Farms throughout South Africa have to deal with baboons, and there are some ingenious ways of sending the apes back to where they came from without putting bullets in their noggins.

In the Sandveld region of the Western Cape I have seen the pumpkin-trap work like a bomb on the family potato and rooibos tea farm. For this, you take a large dried pumpkin and attach a piece of rope to its stem, tying this to a heavy object or a pole. One then cuts a hole into the pumpkin, about the size of a tennis-ball. With a long knife you poke through the hole and loosen up the dried flesh and pips inside of the pumpkin.

A baboon packs it in. (Pic:

Now you hide behind a ridge or a bush and watch what happens.
The baboon smells the pumpkin from a mile, and is there within a minute. Sitting next to the object, it looks around to ensure he is not being detected. Then the ape plunges his hand into that hole, grabbing the delectable pumpkin pips of which the species are so fond. However, now that his hand is a clenched fist, it cannot pass back through the hole. But your baboon remains unwilling to forfeit the fruits of his plunder, remaining clenched-fisted and thus attached to the anchored pumpkin.

Trapped through its own stupidity and greed, the primate succumbs to your advances as you catch and cage him, ready to be removed from your property with nothing hurt but its ego.

The eradication method that could work better in Constantia, however, is the one exploiting the species’ tight sense of community and oneness. This involves first catching or darting one member of the troop and rapidly ferreting it to a shed. Here you and preferably some colleagues hold the animal down and give it somewhat of a make-over.

This entails covering it with white paint – I have experimented with powder-blue, custard-yellow and bright pink, but for some or other reason white works best. From toe to ear you spread that stuff all over your baboon, taking care not to get any into its eyes for it will need those eyes to find its comrades.
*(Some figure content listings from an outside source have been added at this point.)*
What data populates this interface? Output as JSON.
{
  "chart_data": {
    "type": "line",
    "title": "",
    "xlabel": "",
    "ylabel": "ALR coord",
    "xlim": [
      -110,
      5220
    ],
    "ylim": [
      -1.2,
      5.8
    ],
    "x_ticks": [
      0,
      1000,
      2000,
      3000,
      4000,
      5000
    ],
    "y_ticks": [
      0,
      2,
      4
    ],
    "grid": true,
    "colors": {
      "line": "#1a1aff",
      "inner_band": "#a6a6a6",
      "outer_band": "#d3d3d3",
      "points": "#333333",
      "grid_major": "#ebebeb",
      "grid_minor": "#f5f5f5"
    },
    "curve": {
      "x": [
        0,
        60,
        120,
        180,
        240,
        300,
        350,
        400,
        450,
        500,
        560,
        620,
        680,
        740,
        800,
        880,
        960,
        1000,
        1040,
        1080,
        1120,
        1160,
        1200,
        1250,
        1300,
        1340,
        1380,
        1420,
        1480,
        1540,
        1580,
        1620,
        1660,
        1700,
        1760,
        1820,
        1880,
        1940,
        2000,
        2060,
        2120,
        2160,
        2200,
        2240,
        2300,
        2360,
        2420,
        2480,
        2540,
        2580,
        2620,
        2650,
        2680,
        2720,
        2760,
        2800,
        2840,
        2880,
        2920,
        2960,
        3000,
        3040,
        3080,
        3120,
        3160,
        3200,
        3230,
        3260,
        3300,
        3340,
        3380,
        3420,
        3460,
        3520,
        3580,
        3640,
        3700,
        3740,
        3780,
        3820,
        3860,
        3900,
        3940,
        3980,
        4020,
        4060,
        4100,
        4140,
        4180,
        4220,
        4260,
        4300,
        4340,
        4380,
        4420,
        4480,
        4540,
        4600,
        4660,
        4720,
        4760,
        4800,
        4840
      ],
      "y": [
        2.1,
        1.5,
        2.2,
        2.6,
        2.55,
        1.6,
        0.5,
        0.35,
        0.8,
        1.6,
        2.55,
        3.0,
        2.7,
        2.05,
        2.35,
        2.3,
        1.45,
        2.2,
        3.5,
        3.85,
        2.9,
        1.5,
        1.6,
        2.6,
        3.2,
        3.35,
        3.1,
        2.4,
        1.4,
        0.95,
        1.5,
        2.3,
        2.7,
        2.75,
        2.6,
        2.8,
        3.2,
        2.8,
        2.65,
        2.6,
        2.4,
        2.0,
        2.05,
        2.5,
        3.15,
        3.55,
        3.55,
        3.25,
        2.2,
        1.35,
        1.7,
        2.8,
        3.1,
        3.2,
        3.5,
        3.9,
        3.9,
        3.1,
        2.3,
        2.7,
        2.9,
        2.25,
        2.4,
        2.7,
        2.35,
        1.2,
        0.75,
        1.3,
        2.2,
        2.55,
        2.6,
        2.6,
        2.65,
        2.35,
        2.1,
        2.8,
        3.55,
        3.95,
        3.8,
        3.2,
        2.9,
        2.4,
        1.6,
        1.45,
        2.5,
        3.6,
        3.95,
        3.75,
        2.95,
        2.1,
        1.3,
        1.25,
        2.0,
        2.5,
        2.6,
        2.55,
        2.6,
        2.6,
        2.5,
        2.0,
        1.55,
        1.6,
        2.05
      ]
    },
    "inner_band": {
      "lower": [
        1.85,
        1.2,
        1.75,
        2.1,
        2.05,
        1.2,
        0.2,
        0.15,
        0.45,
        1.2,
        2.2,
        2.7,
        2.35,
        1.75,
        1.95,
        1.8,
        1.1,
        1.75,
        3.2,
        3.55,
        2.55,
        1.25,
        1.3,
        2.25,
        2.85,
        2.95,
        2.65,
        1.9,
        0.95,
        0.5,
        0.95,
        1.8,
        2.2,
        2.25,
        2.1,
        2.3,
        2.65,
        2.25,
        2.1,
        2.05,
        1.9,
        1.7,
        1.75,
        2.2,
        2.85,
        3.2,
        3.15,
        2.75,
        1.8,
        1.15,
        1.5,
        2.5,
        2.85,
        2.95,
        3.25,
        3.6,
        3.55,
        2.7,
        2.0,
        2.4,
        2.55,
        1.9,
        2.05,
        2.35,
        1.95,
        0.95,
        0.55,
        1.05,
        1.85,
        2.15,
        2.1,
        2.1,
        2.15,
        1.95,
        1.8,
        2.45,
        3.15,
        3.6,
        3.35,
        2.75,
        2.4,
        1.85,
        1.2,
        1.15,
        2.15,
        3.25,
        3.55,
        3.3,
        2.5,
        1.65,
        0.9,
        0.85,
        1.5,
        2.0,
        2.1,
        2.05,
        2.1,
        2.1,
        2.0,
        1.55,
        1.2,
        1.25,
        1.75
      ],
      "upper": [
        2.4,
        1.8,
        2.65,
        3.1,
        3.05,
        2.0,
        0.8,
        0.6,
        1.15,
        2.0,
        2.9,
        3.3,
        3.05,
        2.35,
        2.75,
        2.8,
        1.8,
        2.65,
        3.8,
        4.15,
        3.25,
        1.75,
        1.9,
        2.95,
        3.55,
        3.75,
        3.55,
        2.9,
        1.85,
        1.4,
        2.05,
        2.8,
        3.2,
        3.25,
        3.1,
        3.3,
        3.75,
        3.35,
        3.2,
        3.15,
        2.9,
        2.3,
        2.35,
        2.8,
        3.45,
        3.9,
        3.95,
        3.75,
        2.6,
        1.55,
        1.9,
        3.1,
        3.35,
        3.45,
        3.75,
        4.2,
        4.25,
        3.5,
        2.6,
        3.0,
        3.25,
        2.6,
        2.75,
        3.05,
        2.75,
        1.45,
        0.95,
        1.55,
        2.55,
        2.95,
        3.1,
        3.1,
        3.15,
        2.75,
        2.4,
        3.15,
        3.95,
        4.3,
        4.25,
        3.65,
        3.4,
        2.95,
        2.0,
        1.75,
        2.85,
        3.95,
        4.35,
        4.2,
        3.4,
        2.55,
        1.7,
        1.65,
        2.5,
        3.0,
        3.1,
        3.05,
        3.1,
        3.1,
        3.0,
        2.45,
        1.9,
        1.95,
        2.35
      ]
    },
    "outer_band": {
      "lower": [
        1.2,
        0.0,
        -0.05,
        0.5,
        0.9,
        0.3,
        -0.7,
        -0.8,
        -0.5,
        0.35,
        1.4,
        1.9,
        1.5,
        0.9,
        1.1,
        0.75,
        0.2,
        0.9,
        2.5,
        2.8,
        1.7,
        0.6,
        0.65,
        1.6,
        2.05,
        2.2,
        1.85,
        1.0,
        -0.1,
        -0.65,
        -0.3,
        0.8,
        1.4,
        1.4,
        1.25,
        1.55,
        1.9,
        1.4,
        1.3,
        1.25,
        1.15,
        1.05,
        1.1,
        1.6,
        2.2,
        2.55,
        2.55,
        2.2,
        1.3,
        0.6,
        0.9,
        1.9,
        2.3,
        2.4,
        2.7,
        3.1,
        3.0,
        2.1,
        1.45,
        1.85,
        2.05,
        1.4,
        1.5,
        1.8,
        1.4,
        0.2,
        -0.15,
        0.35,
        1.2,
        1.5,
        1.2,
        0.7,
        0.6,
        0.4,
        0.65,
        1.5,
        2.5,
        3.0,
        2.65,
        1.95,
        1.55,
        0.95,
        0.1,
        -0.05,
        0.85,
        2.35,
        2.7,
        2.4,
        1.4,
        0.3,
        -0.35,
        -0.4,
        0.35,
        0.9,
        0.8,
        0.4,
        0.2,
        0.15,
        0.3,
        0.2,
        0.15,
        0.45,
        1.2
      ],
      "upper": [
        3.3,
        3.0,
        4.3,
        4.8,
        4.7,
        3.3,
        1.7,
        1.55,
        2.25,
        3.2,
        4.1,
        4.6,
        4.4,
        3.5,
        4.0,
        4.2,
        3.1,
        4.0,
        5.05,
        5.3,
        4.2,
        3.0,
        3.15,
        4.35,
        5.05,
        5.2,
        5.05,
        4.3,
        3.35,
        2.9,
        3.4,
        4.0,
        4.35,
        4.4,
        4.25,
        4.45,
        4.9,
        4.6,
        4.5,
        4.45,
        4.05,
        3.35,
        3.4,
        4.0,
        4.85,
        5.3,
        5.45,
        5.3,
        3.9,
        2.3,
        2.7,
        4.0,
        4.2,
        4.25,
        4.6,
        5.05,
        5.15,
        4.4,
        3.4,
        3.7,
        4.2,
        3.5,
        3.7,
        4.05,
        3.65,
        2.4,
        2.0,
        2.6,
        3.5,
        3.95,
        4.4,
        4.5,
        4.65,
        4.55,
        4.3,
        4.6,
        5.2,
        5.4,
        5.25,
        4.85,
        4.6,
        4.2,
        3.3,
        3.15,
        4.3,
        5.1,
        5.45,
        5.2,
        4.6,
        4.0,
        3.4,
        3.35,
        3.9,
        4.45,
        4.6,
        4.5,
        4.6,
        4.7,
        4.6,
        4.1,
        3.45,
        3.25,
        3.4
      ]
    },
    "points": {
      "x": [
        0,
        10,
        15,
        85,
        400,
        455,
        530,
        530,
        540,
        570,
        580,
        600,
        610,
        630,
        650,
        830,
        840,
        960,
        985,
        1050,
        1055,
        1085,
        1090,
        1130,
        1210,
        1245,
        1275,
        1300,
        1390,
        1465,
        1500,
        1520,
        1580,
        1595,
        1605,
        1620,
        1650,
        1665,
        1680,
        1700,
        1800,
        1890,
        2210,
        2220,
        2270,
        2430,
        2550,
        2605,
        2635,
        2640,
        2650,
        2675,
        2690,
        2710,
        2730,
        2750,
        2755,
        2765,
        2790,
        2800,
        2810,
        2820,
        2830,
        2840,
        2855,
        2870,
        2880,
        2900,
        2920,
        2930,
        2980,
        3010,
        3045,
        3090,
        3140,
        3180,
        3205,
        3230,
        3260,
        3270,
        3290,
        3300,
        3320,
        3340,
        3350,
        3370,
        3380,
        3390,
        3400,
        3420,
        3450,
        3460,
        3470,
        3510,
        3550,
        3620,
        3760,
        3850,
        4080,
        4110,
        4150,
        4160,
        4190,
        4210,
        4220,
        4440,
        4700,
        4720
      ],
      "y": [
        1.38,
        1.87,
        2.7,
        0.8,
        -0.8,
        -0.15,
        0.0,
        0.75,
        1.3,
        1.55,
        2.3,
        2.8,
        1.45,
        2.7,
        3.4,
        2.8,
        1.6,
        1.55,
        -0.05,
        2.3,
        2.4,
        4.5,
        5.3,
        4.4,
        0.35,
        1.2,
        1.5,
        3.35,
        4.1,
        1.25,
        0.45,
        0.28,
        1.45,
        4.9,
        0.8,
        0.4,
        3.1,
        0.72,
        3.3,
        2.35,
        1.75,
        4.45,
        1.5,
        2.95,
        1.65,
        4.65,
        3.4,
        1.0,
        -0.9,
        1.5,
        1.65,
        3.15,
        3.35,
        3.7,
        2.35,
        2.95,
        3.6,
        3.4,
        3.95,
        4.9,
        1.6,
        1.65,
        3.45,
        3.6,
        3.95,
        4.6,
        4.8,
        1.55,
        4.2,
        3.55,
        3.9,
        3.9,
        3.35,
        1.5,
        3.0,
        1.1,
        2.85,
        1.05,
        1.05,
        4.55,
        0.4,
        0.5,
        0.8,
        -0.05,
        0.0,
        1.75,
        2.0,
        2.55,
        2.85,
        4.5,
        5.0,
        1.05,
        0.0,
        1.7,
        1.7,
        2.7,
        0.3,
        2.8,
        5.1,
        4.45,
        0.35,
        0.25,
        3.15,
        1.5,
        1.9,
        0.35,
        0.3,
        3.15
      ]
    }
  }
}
And these comrades have an important role to play in the whole exercise.

Once released, the painted white baboon goes looking for its troop to tell them of the strange ordeal it has been put through by those stupid wine-farming, land-grabbing, baboon-hating humans. Problem is, the other baboons are absolutely terrified by the sight of this strange white thing running at them. Dropping the illegally foraged vegetables or fruit to gather their babies, the apes run like the clappers to get as far away as possible from this pale ghost-like creature calling after them.

All that jazz. (Pic: T.O. Honiball.)

And the more the apes runs, the more determined the all-white baboon is to catch-up to them for fear of being kicked from his troop. None of them are ever to be seen again, and problem solved.

Constantia baboons are, however, a breed unto themselves. Used to the high-quality of vineyards and vinous products the prized region is known for, these apes in the mink-and-manure set have adapted certain senses allowing one to ensure their dissipation.

By simply setting-up a tasting table of bag-in-box wines and planting one high-yield Colombard or Ruby Cabernet vineyard, baboons are given the impression that things have changed in these necks of these woods and are becoming tres common. No Constantia baboon worthy of its name will be seen dead stealing a glass of Four Cousins Rosé or looting a hectare of vin ordinaire  grapes from a 30t/ha vineyard.

Playing a Steve Hofmeyr or Pet Shop Boys CD among the vines can be added for special effect.

The troop will simply pack-up and go their own way, seeking newer esteemed grounds and disassociating themselves from the valley forever.